Having worked the long hours of emergency medicine in Irish hospitals, Afghan decided to become a general practitioner so his wife could resume her training and he could help more at home.
However, he discovered it was extremely difficult for non-EU doctors to qualify for Ireland’s GP training programme, which allocates places through a preference system starting with Irish citizens, followed by Europeans.
He also applied through the NHS and was offered a position in Craigavon in Co Armagh. Afghan now drives 1½ hours twice a day to and from his home in Bettystown, Co Meath, which the couple bought in 2019, to his job in Northern Ireland. “The commute is long but it’s important for my career progression and once it’s completed I can work in Ireland as a GP.”

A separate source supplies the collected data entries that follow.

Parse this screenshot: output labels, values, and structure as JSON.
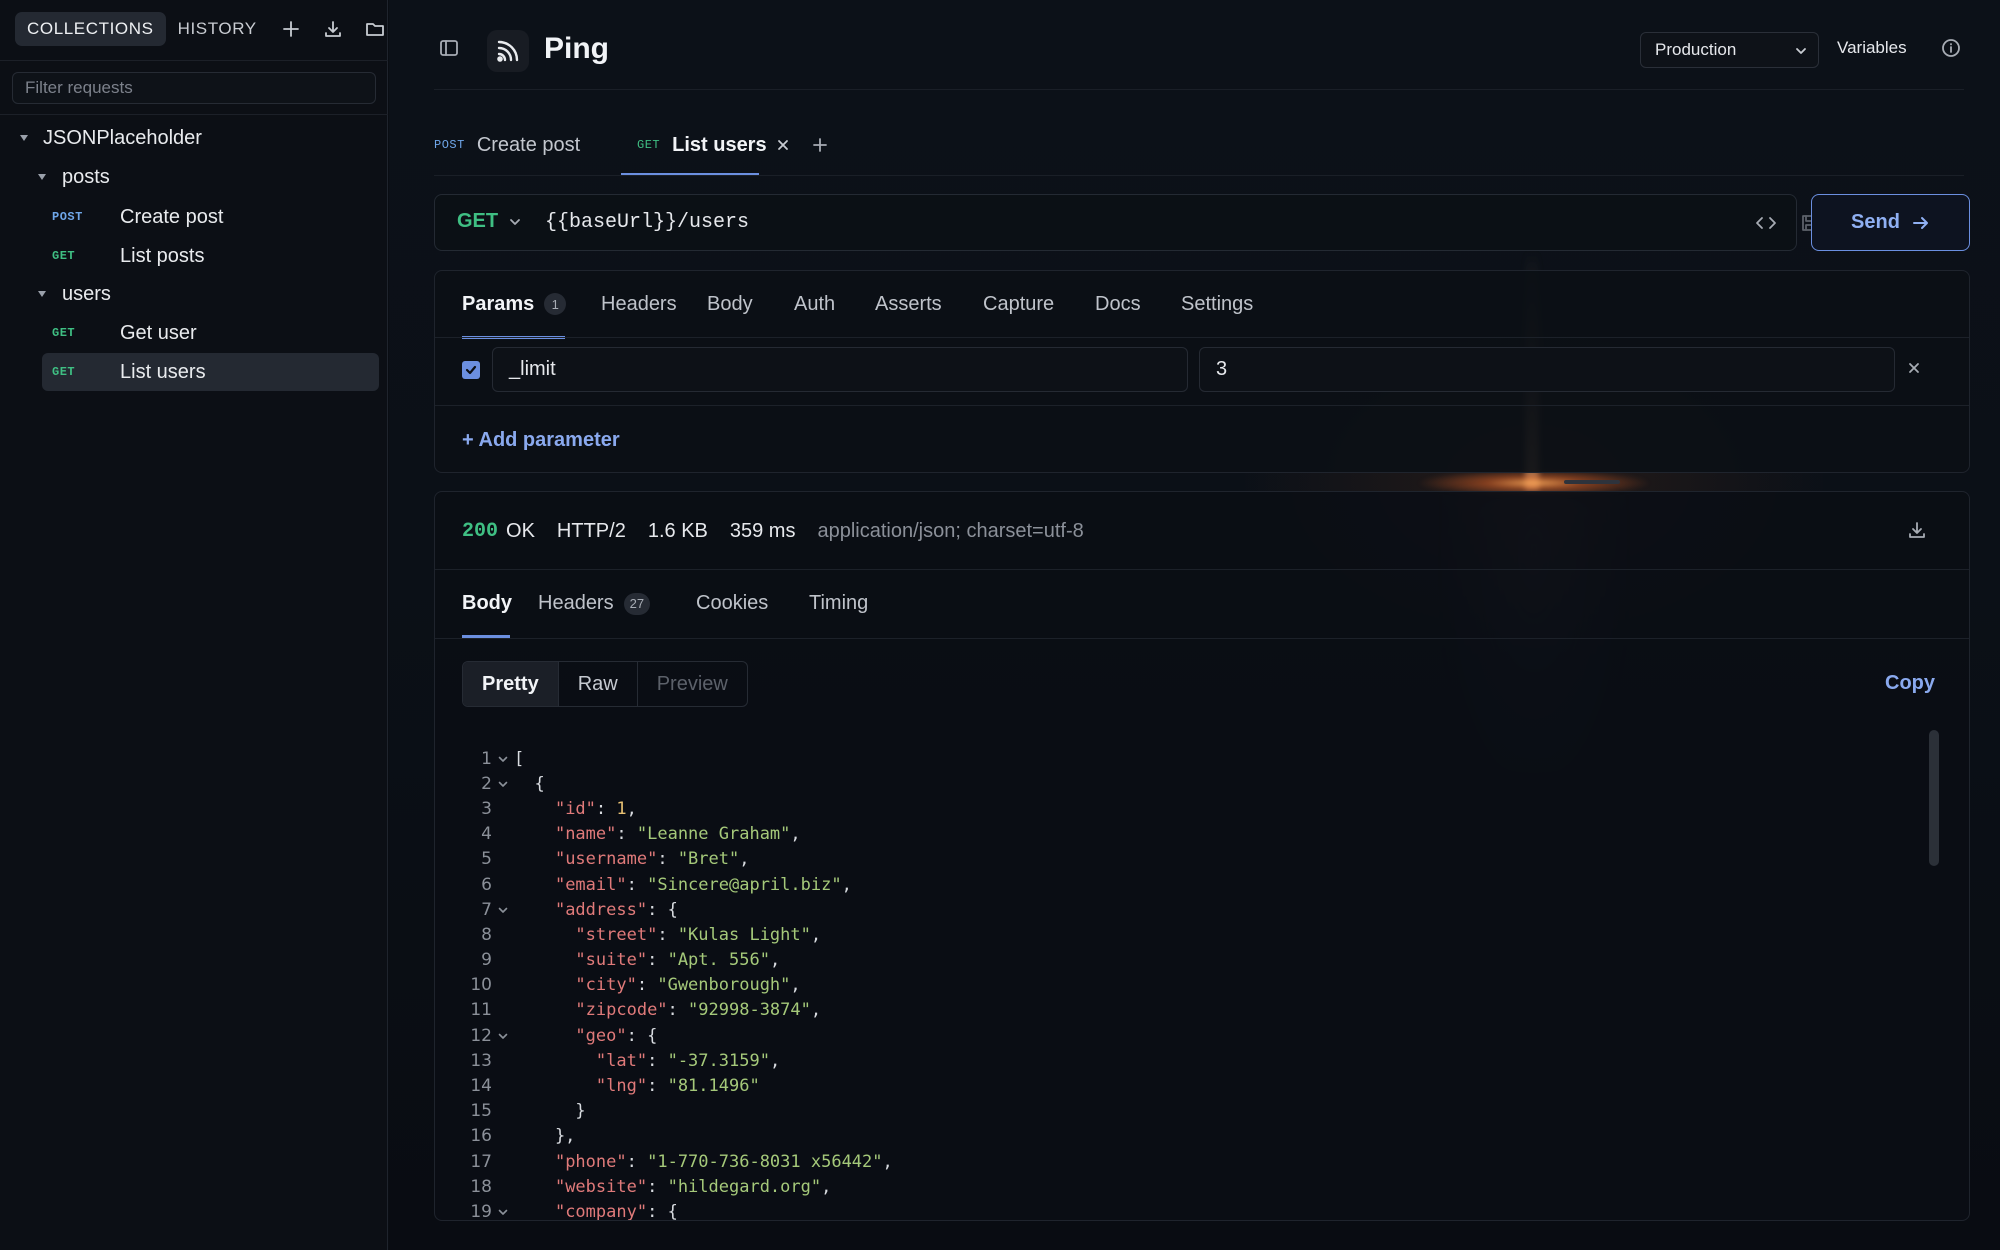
{
  "sidebar": {
    "tabs": [
      {
        "label": "COLLECTIONS",
        "active": true
      },
      {
        "label": "HISTORY",
        "active": false
      }
    ],
    "filter_placeholder": "Filter requests",
    "collection": {
      "name": "JSONPlaceholder",
      "folders": [
        {
          "name": "posts",
          "requests": [
            {
              "method": "POST",
              "name": "Create post"
            },
            {
              "method": "GET",
              "name": "List posts"
            }
          ]
        },
        {
          "name": "users",
          "requests": [
            {
              "method": "GET",
              "name": "Get user"
            },
            {
              "method": "GET",
              "name": "List users",
              "active": true
            }
          ]
        }
      ]
    }
  },
  "header": {
    "title": "Ping",
    "environment": "Production",
    "variables_label": "Variables"
  },
  "tabs": [
    {
      "method": "POST",
      "label": "Create post",
      "active": false
    },
    {
      "method": "GET",
      "label": "List users",
      "active": true
    }
  ],
  "request": {
    "method": "GET",
    "url": "{{baseUrl}}/users",
    "send_label": "Send",
    "subtabs": [
      {
        "label": "Params",
        "badge": "1",
        "active": true
      },
      {
        "label": "Headers"
      },
      {
        "label": "Body"
      },
      {
        "label": "Auth"
      },
      {
        "label": "Asserts"
      },
      {
        "label": "Capture"
      },
      {
        "label": "Docs"
      },
      {
        "label": "Settings"
      }
    ],
    "params": [
      {
        "enabled": true,
        "key": "_limit",
        "value": "3"
      }
    ],
    "add_param_label": "+ Add parameter"
  },
  "response": {
    "status_code": "200",
    "status_text": "OK",
    "protocol": "HTTP/2",
    "size": "1.6 KB",
    "time": "359 ms",
    "content_type": "application/json; charset=utf-8",
    "tabs": [
      {
        "label": "Body",
        "active": true
      },
      {
        "label": "Headers",
        "badge": "27"
      },
      {
        "label": "Cookies"
      },
      {
        "label": "Timing"
      }
    ],
    "views": [
      {
        "label": "Pretty",
        "active": true
      },
      {
        "label": "Raw"
      },
      {
        "label": "Preview",
        "disabled": true
      }
    ],
    "copy_label": "Copy",
    "code_lines": [
      {
        "n": "1",
        "fold": true,
        "text": "["
      },
      {
        "n": "2",
        "fold": true,
        "text": "  {"
      },
      {
        "n": "3",
        "text": "    \"id\": 1,"
      },
      {
        "n": "4",
        "text": "    \"name\": \"Leanne Graham\","
      },
      {
        "n": "5",
        "text": "    \"username\": \"Bret\","
      },
      {
        "n": "6",
        "text": "    \"email\": \"Sincere@april.biz\","
      },
      {
        "n": "7",
        "fold": true,
        "text": "    \"address\": {"
      },
      {
        "n": "8",
        "text": "      \"street\": \"Kulas Light\","
      },
      {
        "n": "9",
        "text": "      \"suite\": \"Apt. 556\","
      },
      {
        "n": "10",
        "text": "      \"city\": \"Gwenborough\","
      },
      {
        "n": "11",
        "text": "      \"zipcode\": \"92998-3874\","
      },
      {
        "n": "12",
        "fold": true,
        "text": "      \"geo\": {"
      },
      {
        "n": "13",
        "text": "        \"lat\": \"-37.3159\","
      },
      {
        "n": "14",
        "text": "        \"lng\": \"81.1496\""
      },
      {
        "n": "15",
        "text": "      }"
      },
      {
        "n": "16",
        "text": "    },"
      },
      {
        "n": "17",
        "text": "    \"phone\": \"1-770-736-8031 x56442\","
      },
      {
        "n": "18",
        "text": "    \"website\": \"hildegard.org\","
      },
      {
        "n": "19",
        "fold": true,
        "text": "    \"company\": {"
      }
    ]
  },
  "colors": {
    "accent": "#6b8fe0",
    "get": "#3fbf83",
    "post": "#6fa6e8",
    "json_key": "#e07a7a",
    "json_string": "#a5c97a",
    "json_number": "#e8c173"
  }
}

Abdullah has been working in the emergency department of Our Lady’s Hospital in Navan since September of last year and regularly cares for patients with Covid-19.
In November, both Abdullah and Afghan contracted the virus. “We got very sick and were checking our oxygen saturation all the time,” he says. “Our temperatures were reaching almost 40 degrees, we were praying that we didn’t deteriorate.”
“I kept thinking, ‘what will happen to the children if we both have to go to hospital’,” adds his wife. “We didn’t have any support around us. That was really hard.”
The couple have recently added their voices to the campaign calling for applications for Irish citizenships from migrant healthcare workers to be fast-tracked. Afghan, who applied in November 2019, says the wait has had a “major impact” on the family.
“After working here for almost seven years and responding to the Call for Ireland the only thing we are asking is for our naturalisation application to be processed swiftly. When we are ready to lay our lives on the line for this country, I believe urgent processing is not a big ask.”
The couple know Irish citizenship will help their children build a “bright future”. “I’m so happy my kids are in Ireland, they’re in a good country and living the best life a child could have,” says Abdullah. “They’re safe here.”